Why do we need research on menopause?
- In recent years, menopause has gained a lot of attention in media, social media and popular culture. We need to understand what this tells us about gender and about differently situated women’s lives and careers and identity construction. When working on the topic of menopause, I am deeply committed to expanding understandings of different experiences of menopause beyond the over-researched majoritarian population. To that end, we will be working closely with qualitative researchers in reaching a broader segment of the population. For me, it is especially important to learn from and work with health practitioners who serve women with migration experiences and those who live in areas that are almost entirely neglected by today’s politicians. In a time when large parts of the population are constructed as a problem to be regulated, criminalised and deported, it is especially important to attend to health concerns, including reproductive health and menopause.

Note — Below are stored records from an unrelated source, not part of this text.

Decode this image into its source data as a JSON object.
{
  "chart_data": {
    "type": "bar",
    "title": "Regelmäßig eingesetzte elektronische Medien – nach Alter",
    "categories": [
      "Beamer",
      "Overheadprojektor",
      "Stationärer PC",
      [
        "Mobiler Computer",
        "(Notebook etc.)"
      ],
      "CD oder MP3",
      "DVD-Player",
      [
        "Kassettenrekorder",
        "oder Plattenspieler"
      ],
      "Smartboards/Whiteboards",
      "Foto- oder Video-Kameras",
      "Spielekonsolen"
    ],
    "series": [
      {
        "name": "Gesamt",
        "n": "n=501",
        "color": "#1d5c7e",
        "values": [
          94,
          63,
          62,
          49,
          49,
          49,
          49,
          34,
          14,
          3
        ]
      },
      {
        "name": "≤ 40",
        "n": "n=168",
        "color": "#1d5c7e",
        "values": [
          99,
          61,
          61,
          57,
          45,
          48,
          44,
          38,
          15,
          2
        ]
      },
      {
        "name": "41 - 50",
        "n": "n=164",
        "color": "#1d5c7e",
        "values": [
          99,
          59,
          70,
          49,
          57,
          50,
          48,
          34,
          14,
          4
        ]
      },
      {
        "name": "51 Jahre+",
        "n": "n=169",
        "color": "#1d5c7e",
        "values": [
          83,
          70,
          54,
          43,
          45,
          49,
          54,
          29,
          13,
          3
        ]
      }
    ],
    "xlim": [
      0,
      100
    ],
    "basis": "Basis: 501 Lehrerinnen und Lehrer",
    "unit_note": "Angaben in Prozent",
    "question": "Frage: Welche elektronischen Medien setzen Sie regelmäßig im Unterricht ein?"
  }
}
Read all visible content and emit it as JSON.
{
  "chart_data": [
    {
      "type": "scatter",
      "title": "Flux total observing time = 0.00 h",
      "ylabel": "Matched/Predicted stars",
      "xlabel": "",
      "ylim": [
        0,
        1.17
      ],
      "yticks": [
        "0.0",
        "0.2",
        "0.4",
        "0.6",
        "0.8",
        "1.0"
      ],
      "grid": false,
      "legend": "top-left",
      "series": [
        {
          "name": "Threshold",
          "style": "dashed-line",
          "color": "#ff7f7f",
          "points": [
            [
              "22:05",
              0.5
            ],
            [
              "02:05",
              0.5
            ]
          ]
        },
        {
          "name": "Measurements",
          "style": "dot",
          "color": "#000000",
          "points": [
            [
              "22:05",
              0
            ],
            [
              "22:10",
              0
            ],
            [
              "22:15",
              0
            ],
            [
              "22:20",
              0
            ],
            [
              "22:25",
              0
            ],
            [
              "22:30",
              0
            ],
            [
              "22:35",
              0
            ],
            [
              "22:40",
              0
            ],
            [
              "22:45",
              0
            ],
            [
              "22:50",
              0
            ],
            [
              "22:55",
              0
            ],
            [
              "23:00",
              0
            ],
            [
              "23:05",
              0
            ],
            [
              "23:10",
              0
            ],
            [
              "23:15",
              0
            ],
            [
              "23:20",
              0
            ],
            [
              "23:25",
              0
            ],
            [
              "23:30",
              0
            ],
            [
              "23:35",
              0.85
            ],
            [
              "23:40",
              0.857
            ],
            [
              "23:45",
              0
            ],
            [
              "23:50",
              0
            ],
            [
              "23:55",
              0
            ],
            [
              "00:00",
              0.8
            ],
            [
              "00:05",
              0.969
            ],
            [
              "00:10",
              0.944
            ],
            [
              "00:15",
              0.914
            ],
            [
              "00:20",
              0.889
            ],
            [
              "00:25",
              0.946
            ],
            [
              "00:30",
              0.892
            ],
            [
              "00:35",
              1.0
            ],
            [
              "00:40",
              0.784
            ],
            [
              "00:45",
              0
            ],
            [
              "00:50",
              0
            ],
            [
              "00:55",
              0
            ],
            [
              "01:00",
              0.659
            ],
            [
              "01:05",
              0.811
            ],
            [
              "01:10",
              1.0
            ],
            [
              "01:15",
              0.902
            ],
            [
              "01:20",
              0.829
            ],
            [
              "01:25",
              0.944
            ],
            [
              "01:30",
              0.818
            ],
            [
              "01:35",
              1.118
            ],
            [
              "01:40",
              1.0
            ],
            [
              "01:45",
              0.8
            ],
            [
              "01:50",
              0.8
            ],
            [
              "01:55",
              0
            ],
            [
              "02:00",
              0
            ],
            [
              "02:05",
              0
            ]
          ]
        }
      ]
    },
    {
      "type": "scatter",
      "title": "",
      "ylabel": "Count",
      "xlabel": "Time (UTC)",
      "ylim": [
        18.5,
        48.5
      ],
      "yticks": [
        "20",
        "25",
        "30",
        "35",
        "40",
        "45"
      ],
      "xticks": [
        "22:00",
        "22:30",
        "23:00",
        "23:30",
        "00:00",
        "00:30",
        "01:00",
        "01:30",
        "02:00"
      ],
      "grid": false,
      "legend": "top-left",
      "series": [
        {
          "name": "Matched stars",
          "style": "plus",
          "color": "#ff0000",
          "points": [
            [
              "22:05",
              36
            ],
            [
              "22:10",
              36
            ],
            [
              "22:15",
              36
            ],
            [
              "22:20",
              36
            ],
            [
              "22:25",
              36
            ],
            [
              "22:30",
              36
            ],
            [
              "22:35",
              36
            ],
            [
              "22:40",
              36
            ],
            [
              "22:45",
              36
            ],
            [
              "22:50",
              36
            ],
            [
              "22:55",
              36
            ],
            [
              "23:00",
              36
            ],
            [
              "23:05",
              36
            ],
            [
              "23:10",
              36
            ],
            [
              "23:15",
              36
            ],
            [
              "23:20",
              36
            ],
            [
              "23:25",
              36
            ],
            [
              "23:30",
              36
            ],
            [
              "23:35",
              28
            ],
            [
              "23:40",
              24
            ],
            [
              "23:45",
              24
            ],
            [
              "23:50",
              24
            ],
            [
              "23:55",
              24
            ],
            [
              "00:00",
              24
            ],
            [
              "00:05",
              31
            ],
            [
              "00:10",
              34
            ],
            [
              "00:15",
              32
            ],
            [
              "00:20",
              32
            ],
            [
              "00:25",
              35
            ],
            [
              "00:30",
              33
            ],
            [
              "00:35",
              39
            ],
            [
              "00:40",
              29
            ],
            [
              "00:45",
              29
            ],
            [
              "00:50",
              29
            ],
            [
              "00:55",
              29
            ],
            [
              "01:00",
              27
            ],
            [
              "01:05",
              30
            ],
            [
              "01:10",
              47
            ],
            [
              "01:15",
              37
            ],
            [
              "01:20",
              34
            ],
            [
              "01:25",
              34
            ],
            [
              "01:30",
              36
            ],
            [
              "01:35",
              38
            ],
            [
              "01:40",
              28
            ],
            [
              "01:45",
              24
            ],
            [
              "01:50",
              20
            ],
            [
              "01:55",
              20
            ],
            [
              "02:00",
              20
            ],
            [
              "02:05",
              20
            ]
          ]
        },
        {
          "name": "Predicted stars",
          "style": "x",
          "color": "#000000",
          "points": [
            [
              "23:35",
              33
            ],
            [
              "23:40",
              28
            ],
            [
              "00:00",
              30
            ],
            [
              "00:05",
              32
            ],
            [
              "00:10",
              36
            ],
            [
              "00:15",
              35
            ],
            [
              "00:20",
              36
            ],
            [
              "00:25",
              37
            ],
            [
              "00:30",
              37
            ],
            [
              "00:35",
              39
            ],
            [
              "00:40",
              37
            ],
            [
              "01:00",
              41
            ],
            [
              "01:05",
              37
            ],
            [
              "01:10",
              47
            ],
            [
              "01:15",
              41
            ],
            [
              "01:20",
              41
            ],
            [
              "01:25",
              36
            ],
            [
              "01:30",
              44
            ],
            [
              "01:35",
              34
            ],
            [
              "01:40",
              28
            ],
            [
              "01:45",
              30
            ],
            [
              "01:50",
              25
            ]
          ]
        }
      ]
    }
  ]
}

Beyond being part of the management group of WHOLE, Ulrika hopes to contribute to acquiring additional funding for interdisciplinary research on menopause, especially for emerging scholars in the post doctorate phase.
More about WHOLE
Led by Uppsala University, in partnership with key researchers at the Karolinska Institutet and relevant stakeholders, the proposed Centre will unite leading expertise, novel methodologies and unique datasets to pursue cutting-edge research aligned with Sweden’s national initiative on Women’s Health and Diseases. The vision is to build a dynamic, interdisciplinary, and sustainable research environment that advances women’s health—focusing on conditions at the intersection of reproductive transitions, mental health, and pain (e.g. endometriosis, premenstrual distress, perinatal depression and childbirth-related pain); conditions that exclusively or disproportionately affect women and remain under diagnosed, under treated, or poorly supported in healthcare. These areas are often marked by knowledge gaps, reductionist research, fragmented care, and large groups with unmet needs. WHOLE’s interdisciplinary and participatory approach bridges clinical, cultural, and existential perspectives across women’s life course.
Bringing together 17 disciplines from technology and medicine to social sciences and the humanities, WHOLE will address biological, psychological, social, and cultural dimensions of women’s health through experimental research, longitudinal cohorts, AI-driven prediction, patient-centered interventions, digital humanities, and participatory methods.
The Centre’s research will deepen understanding of hormone sensitivity, neuro-immune pathways, and brain aging; develop diagnostic innovations and precision interventions; and inform preventive and stepped-care models for under recognised conditions at the intersection of gynaecology and psychiatry. Moreover, WHOLE will investigate social determinants, inequities, legal-ethical challenges, as well as cultural representations shaping women’s experiences of health and care. Close collaboration with patients, advocacy groups, healthcare providers, and policymakers will ensure that research translates into practice, bridging critical knowledge gaps while promoting a holistic, equitable, and historically informed understanding of common yet neglected conditions.
By pioneering new models of research and care, WHOLE will improve health outcomes, reduce stigma, and advance equity for women across their lifespan. Its impact will extend well beyond academia, contributing to the UN Agenda 2030 goals on health, gender equality, and reduced inequalities—ensuring both scientific excellence and tangible societal benefit.